La scorsa settimana un gruppo di scienziati ha pubblicato i risultati di uno studio multidisciplinare, dimostrando che il vulcano islandese Katla rilascia più CO2 di tutti i vulcani sulla terra, a eccezione di altri due. Le emissioni di CO2 sono troppo grandi per essere giustificate con la normale attività geotermica e devono provenire dalla camera magmatica sotto il vulcano. La sua ultima eruzione risale al 1918.

Le diverse interpretazioni

È troppo presto per affermare che le enormi emissioni di CO2 registrate sul vulcano Katla possano essere un'indicazione di un'eruzione imminente: questa è l'opinione dei geologi e dei geofisici dell'Università dell'Islanda che hanno studiato attentamente il vulcano negli ultimi mesi.

È possibile che queste emissioni siano normali e quindi non siano un'indicazione che il vulcano abbia cambiato il suo comportamento nell'ultimo periodo. Il Katla potrebbe fungere da punto di scarico per i gas rilasciati in profondità dal ramo meridionale della Dorsale Medio Atlantica che passa al di sotto della montagna. Le emissioni sono state interpretate da molti come un segno che il Katla si stia preparando per un'eruzione. Gli ultimi anni hanno anche registrato diversi importanti episodi sismici nel vulcano, tutti indizi che indicano il movimento di magma dal mantello fino alla camera magmatica del vulcano. Il gigantesco vulcano, che ha eruttato storicamente in media una volta ogni 60-80 anni, è "in ritardo" per una prossima esplosione: L'ultima è stata nel 1918.

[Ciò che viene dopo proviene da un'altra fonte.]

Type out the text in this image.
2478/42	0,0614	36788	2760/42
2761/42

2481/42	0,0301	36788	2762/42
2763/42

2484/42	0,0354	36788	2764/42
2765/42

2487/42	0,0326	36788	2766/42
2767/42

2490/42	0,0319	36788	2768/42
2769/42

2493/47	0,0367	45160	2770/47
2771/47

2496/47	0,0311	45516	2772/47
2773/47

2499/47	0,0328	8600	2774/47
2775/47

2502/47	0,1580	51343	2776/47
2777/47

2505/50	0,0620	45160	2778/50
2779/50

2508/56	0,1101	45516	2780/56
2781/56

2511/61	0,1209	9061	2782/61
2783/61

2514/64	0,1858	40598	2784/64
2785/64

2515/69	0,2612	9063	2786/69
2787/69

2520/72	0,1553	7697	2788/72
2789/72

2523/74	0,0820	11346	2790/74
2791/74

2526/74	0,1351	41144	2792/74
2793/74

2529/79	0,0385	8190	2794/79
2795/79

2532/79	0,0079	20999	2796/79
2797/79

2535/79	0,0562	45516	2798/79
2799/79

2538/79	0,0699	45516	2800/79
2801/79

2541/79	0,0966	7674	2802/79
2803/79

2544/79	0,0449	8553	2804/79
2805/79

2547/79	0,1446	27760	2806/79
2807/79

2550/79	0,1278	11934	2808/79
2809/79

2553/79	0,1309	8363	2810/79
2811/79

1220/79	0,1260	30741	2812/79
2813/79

L'opinione del vulcanologo

Magnús Tumi Guðmundsson, professore di geofisica all'Università dell'Islanda, afferma che è troppo presto per dire se le emissioni di CO2 siano un'indicazione di ripresa dell'attività vulcanica. Sottolinea come siano necessarie ulteriori ricerche per capire se le emissioni siano in aumento o se facciano parte del normale "respiro" del vulcano.

È da troppo poco tempo che vengono misurate le emissioni gassose e manca ancora la possibilità di verificarne i cambiamenti rispetto al passato. I recenti risultati mostrano che conosciamo ancora molto poco il Katla e che sono necessarie ulteriori ricerche per comprenderne il comportamento e fare le giuste valutazioni per le previsioni di rischio.

La storia del vulcano

Il Katla è un grande vulcano sub-glaciale che si trova nel sud dell'Islanda e nei pressi di un ramo della Dorsale Medio Atlantica che separa la Placca Euroasiatica da quella Nordamericana. Lungo la dorsale il magma risale dal mantello terrestre ed alimenta grandi eruzioni di lave basaltiche che contribuiscono alla creazione di nuova crosta terrestre. Il Katla è stato la sede di alcune tra le più grandi eruzioni di epoca storica dell'isola, tra le quali quella che ha formato, nell'anno 934 circa, l'immenso canyon vulcanico chiamato Eldgjá.

Si trova ad est del famoso vulcano Eyjafjallajökull (più correttamente chiamato Eyjafjöll) la cui eruzione nel 2010 ha paralizzato per settimane i collegamenti aerei di tutto il continente europeo a causa delle sue ceneri.

Uno dei maggiori pericoli in caso di eruzione del vulcano è la presenza del ghiacciaio Mýrdalsjökull che ricopre interamente la caldera sommitale. L'interazione tra la lava e il ghiaccio amplifica le caratteristiche esplosive delle sue eruzioni e provoca gli jökulhlaup, alluvioni di acqua miste a ghiaccio e materiale vulcanico che in poche ore raggiungono il mare distruggendo qualsiasi cosa lungo il loro percorso. Il Katla emette ogni giorno tra le diecimila e le ventimila tonnellate di CO2 che in un anno equivalgono a valori compresi tra le 350mila e le 700mila tonnellate, circa il 15-30% delle emissioni totali dei vulcani islandesi, circa 2 milioni di tonnellate all'anno.